BN: Tell us about the Neighborhood Beauty Campaign.

MB: We always do campaigns by season and theme. For example, we always do a Summer Edit with models and a shoot. We can’t do that right now, so our team came up with this cool Neighborhood Beauty Campaign where each beauty expert works with clients who did their own shoots using products and guidance from Bluemercury. In a crisis you can come up with incredible innovation.

BN: Did messaging change during COVID-19?

MB: We’re really listening and watching for what is important to consumers. We thought a lot about self care. We started seeing home fragrance and bath and body products accelerate in terms of purchase and our messaging changed in that direction. As people started venturing out, we started to get questions about how to do dramatic eyes since people had masks on. We really try to have the messaging be warm and friendly and soothing. The brow category is growing, as is at-home masks, which had been waning. Skin care is growing—that’s what people are thinking about.

BN: What are safety protocols you’ve instituted in stores?

MB: Our protocols are strict. We have a limited number of clients in the store. Our staff has face shields; we have masks for clients. We have hourly cleanings of anything anyone could possibly touch.

We are testing spa services—can we do leg waxing? That seems reasonable. People don’t want to do their own brows or lip waxing anymore. We are doing testing based on state regulations and what our estheticians and clients feel is safe.

BN: Tell me about the Conscious Beauty Program.

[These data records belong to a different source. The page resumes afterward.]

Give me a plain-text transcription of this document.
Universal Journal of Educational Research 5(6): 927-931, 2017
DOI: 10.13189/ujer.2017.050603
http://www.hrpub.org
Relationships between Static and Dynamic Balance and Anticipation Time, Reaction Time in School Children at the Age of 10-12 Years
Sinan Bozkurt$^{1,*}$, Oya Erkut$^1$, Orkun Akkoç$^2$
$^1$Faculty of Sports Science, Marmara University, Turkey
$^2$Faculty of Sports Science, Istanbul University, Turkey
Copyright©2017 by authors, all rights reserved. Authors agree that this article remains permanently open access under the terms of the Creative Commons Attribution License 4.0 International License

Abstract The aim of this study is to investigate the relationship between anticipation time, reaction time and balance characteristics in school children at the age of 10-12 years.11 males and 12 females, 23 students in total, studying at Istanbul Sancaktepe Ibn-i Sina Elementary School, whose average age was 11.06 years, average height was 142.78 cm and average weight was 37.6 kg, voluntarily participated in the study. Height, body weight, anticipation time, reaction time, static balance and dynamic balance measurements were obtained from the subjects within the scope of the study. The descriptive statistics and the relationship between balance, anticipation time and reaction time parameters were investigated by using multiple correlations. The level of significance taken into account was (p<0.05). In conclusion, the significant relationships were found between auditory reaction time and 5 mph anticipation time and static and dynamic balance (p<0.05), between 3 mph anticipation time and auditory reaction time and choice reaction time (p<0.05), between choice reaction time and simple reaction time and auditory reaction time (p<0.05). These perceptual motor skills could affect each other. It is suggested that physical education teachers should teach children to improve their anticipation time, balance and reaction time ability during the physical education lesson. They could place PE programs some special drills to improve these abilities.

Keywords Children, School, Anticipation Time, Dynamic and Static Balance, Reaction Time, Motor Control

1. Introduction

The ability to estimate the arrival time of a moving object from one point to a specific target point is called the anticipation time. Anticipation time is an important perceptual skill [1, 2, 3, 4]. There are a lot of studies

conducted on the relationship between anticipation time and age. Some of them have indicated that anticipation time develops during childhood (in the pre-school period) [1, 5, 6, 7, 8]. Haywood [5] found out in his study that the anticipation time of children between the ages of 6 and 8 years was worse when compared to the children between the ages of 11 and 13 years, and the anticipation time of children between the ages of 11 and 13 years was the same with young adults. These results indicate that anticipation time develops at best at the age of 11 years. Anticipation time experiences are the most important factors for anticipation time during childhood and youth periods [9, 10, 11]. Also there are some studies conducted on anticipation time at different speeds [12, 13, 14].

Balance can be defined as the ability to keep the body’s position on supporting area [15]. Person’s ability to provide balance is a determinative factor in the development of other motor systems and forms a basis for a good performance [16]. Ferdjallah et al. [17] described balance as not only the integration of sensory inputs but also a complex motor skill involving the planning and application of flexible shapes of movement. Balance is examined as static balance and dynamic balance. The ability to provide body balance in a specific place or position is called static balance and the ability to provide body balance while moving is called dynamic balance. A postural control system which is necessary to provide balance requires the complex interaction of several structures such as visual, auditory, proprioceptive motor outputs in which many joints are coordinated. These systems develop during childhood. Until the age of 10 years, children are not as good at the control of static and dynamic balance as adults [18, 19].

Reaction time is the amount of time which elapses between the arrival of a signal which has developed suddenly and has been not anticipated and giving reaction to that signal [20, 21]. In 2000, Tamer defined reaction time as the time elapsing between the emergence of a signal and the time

MB: I’ve always been about natural even since the beginning. It’s how my beauty DNA developed in 1999. I grew up in California and the shops in Berkeley where I grew up had handmade products. We have always had clean and natural brands—they weren’t called that at the time. We were the first to launch Ren in the U.S. We started seeing clients coming in more interested in natural beauty in 2010, but they didn’t see results. There were derm and doctor brands, but they had hundreds of ingredients that some people didn’t want. That’s when we started working to develop our own brands mainly because there wasn’t anything to offer people in our stores. That was the beginning of our Conscious Beauty platform.

Now we have a proliferation of brands and the market is coming together and that is the foundation for our four pillars of Conscious Beauty: Mindful Ingredients, which means avoidance of harmful compounds; Naturally Derived, which is formulas being at least 70 percent organic; Wellness, which contains merchandise supporting the mind and body; and Vegan. Brands introduced in April include Beboe therapies, Fur, Costa Brazil and Lilah B. [they join Osea, Odacite, Maya Chia, African Botanics, Hum, WelleCo, Jenny Patinkin and Indie Lee].

We are also launching new, diverse and Black-founded brands under Conscious Beauty including Biophile, BeautyStat, Beneath Your Mask and KNC Beauty. We are also supporting female, Black and non-binary founders through our partnership with SoGal Ventures.

BN: What did you learn about yourself during quarantine?

MB: Home schooling has been interesting. When working at home, kids think they can pop in at any time, so I put a note on the door. I took a class in Russian literature and my husband and I are walking eight miles a day.